Among individuals presenting with a high polygenic score for a given disease, we asked: how common is a similarly high score among the individuals’ siblings? Because polygenic scores are normally distributed quantitative traits—there is no standard threshold for high—we explored multiple thresholds: top 1%, 5%, 10%, and 20% of the disease-specific distributions. Taking coronary artery disease as an example, for individuals with a polygenic score in the top 1% of the distribution, 21% of siblings’ polygenic scores met this threshold, corresponding to a >20-fold enrichment (Figure D). If a high polygenic score was defined as the top 20% of the distribution, 44% of siblings’ polygenic scores similarly met this threshold. The positive predictive value of a high polygenic score was largely independent of family history—for coronary artery disease, the positive predictive value of a sibling with a polygenic score in the top 20% of the distribution for a similarly elevated score was 47% for those who reported family history versus 40% for those who did not.
We next studied whether the variability in polygenic scores might contribute to disease discordance between sibling pairs, as was observed for coronary artery disease in 1844 pairs, atrial fibrillation in 1430 pairs, severe obesity in 749 pairs, and diabetes in 2376 pairs.
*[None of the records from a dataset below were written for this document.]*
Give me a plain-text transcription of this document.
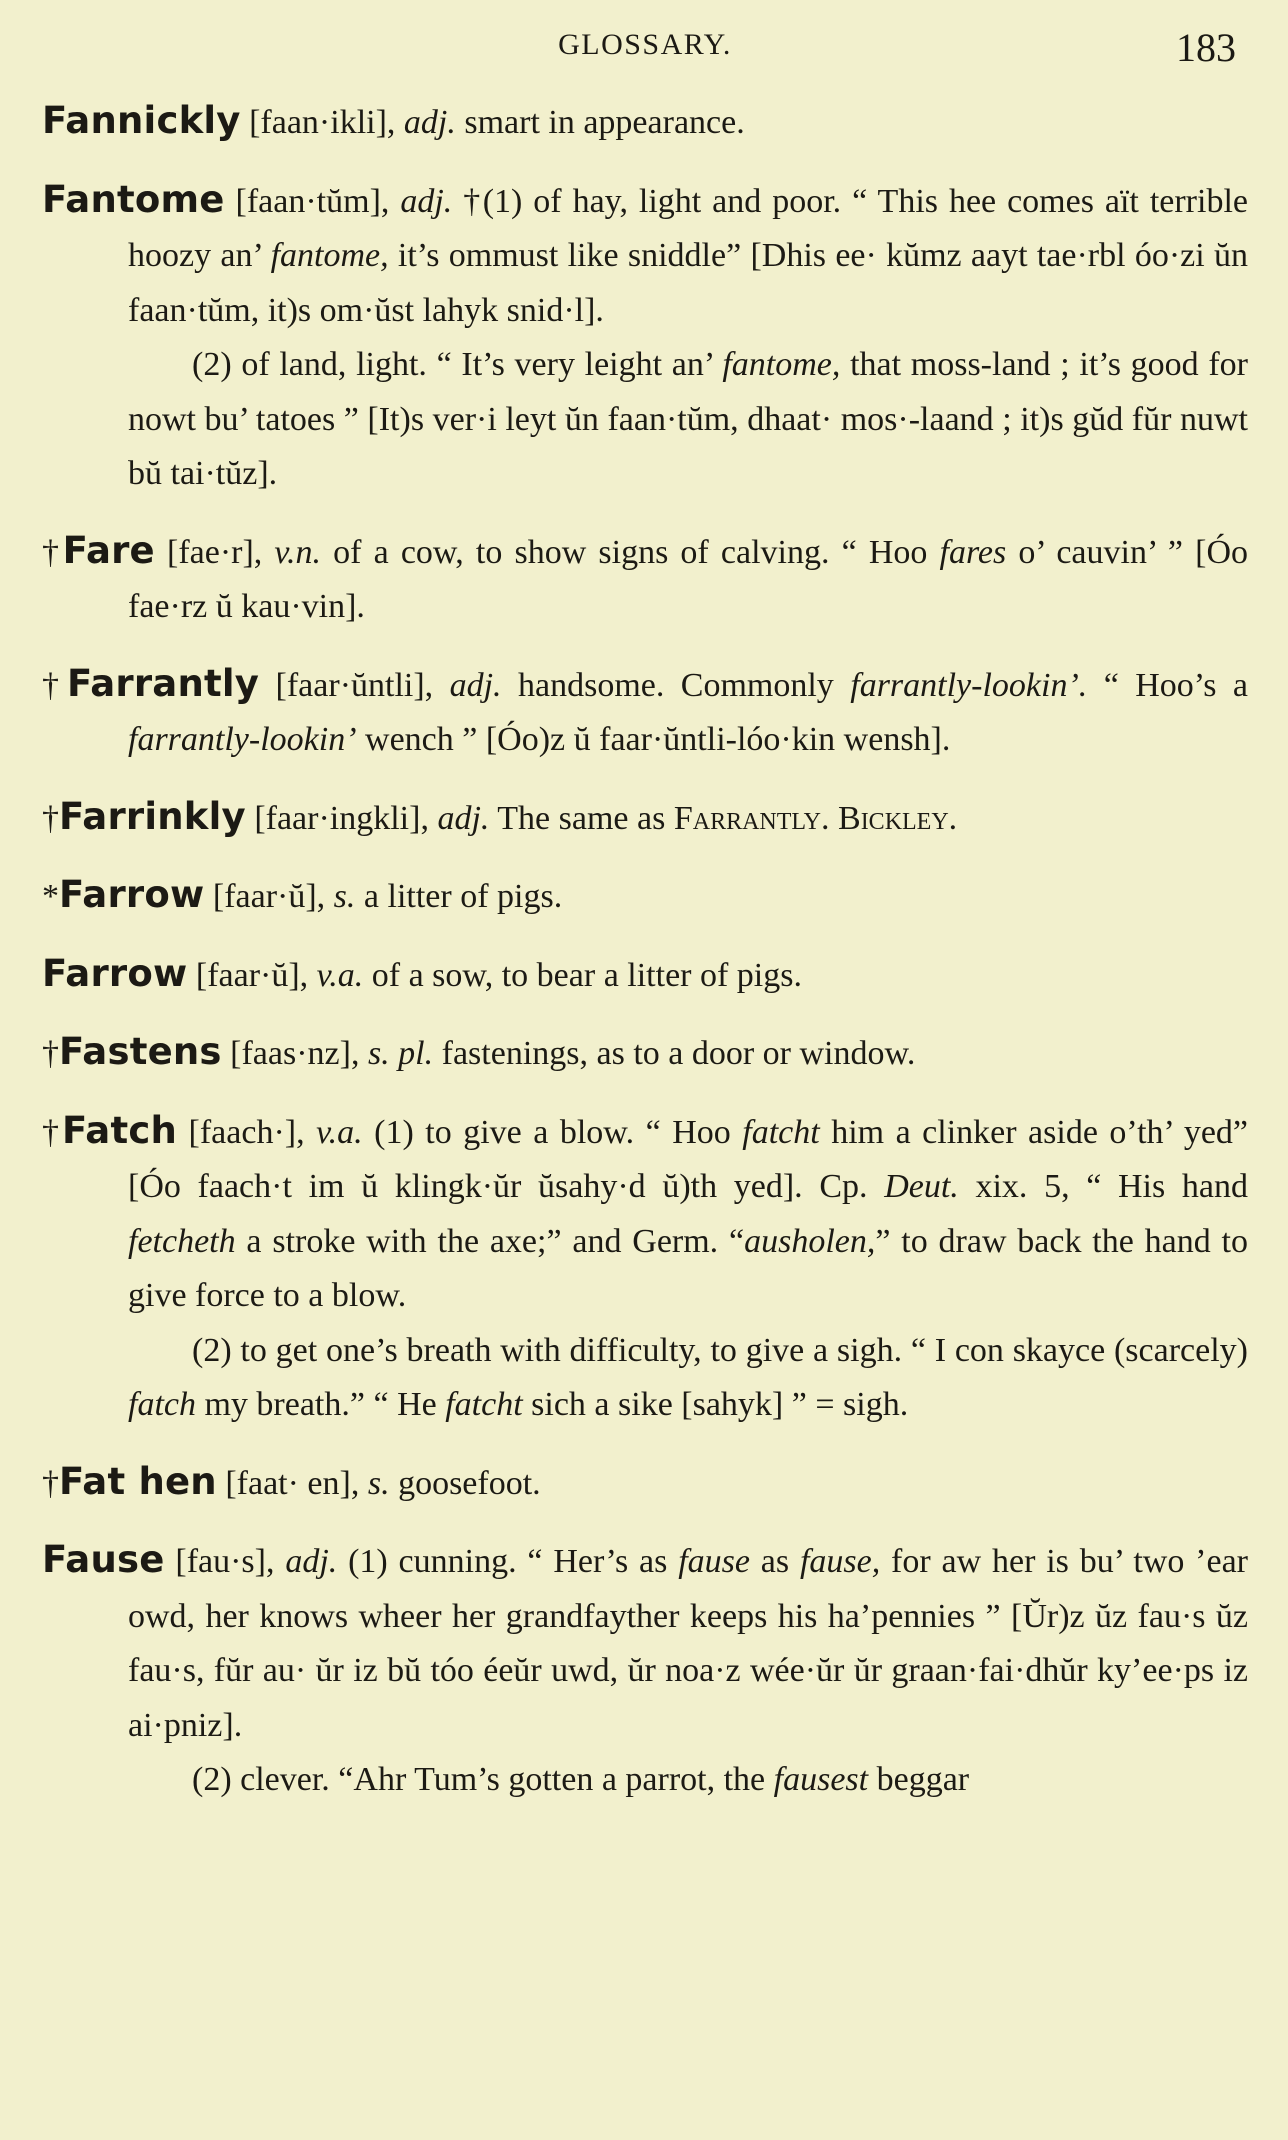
GLOSSARY.	183

Fannickly [faan·ikli], adj. smart in appearance.

Fantome [faan·tŭm], adj. †(1) of hay, light and poor. “ This hee comes aït terrible hoozy an’ fantome, it’s ommust like sniddle” [Dhis ee· kŭmz aayt tae·rbl óo·zi ŭn faan·tŭm, it)s om·ŭst lahyk snid·l].

(2) of land, light. “ It’s very leight an’ fantome, that moss-land ; it’s good for nowt bu’ tatoes ” [It)s ver·i leyt ŭn faan·tŭm, dhaat· mos·-laand ; it)s gŭd fŭr nuwt bŭ tai·tŭz].

†Fare [fae·r], v.n. of a cow, to show signs of calving. “ Hoo fares o’ cauvin’ ” [Óo fae·rz ŭ kau·vin].

†Farrantly [faar·ŭntli], adj. handsome. Commonly farrantly-lookin’. “ Hoo’s a farrantly-lookin’ wench ” [Óo)z ŭ faar·ŭntli-lóo·kin wensh].

†Farrinkly [faar·ingkli], adj. The same as Farrantly. Bickley.

*Farrow [faar·ŭ], s. a litter of pigs.

Farrow [faar·ŭ], v.a. of a sow, to bear a litter of pigs.

†Fastens [faas·nz], s. pl. fastenings, as to a door or window.

†Fatch [faach·], v.a. (1) to give a blow. “ Hoo fatcht him a clinker aside o’th’ yed” [Óo faach·t im ŭ klingk·ŭr ŭsahy·d ŭ)th yed]. Cp. Deut. xix. 5, “ His hand fetcheth a stroke with the axe;” and Germ. “ausholen,” to draw back the hand to give force to a blow.

(2) to get one’s breath with difficulty, to give a sigh. “ I con skayce (scarcely) fatch my breath.” “ He fatcht sich a sike [sahyk] ” = sigh.

†Fat hen [faat· en], s. goosefoot.

Fause [fau·s], adj. (1) cunning. “ Her’s as fause as fause, for aw her is bu’ two ’ear owd, her knows wheer her grandfayther keeps his ha’pennies ” [Ŭr)z ŭz fau·s ŭz fau·s, fŭr au· ŭr iz bŭ tóo éeŭr uwd, ŭr noa·z wée·ŭr ŭr graan·fai·dhŭr ky’ee·ps iz ai·pniz].

(2) clever. “Ahr Tum’s gotten a parrot, the fausest beggar
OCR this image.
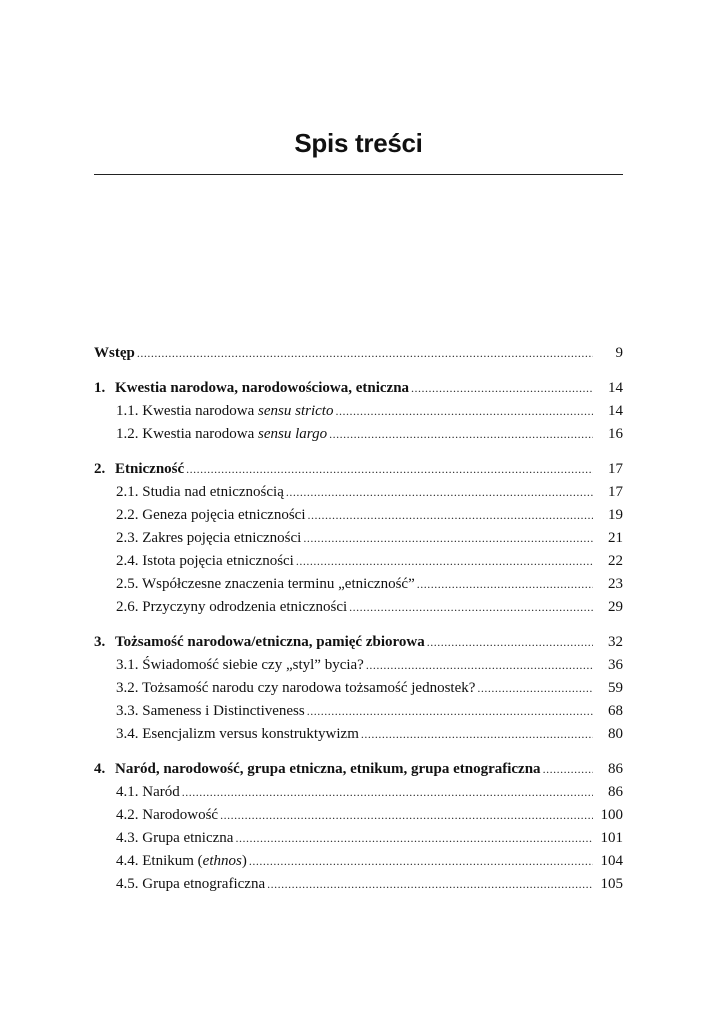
Spis treści
Wstęp .....	9
1. Kwestia narodowa, narodowościowa, etniczna .....	14
1.1. Kwestia narodowa sensu stricto .....	14
1.2. Kwestia narodowa sensu largo .....	16
2. Etniczność .....	17
2.1. Studia nad etnicznością .....	17
2.2. Geneza pojęcia etniczności .....	19
2.3. Zakres pojęcia etniczności .....	21
2.4. Istota pojęcia etniczności .....	22
2.5. Współczesne znaczenia terminu „etniczność” .....	23
2.6. Przyczyny odrodzenia etniczności .....	29
3. Tożsamość narodowa/etniczna, pamięć zbiorowa .....	32
3.1. Świadomość siebie czy „styl” bycia? .....	36
3.2. Tożsamość narodu czy narodowa tożsamość jednostek? .....	59
3.3. Sameness i Distinctiveness .....	68
3.4. Esencjalizm versus konstruktywizm .....	80
4. Naród, narodowość, grupa etniczna, etnikum, grupa etnograficzna .....	86
4.1. Naród .....	86
4.2. Narodowość .....	100
4.3. Grupa etniczna .....	101
4.4. Etnikum (ethnos) .....	104
4.5. Grupa etnograficzna .....	105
Among these pairs, the higher polygenic score was observed in the affected sibling in 1071 of 1844 pairs with discordant coronary artery disease status (58%)—significantly higher than the 50% that would be observed by chance (P<0.001). A similar pattern was noted across the three additional diseases, with the afflicted sibling having the higher polygenic score in 60% of pairs for atrial fibrillation, 60% for diabetes, and 67% for severe obesity. We next conducted a matched-pair analysis, assessing the difference in polygenic score between affected and unaffected siblings. For each of the 4 diseases, the median difference was significantly >0, with effect size ranging from 0.22 to 0.44 SDs (Figure E). Taken together, these results suggest that chance differences in polygenic scores among siblings play a statistically significant, but quantitatively modest, role in differential disease manifestation.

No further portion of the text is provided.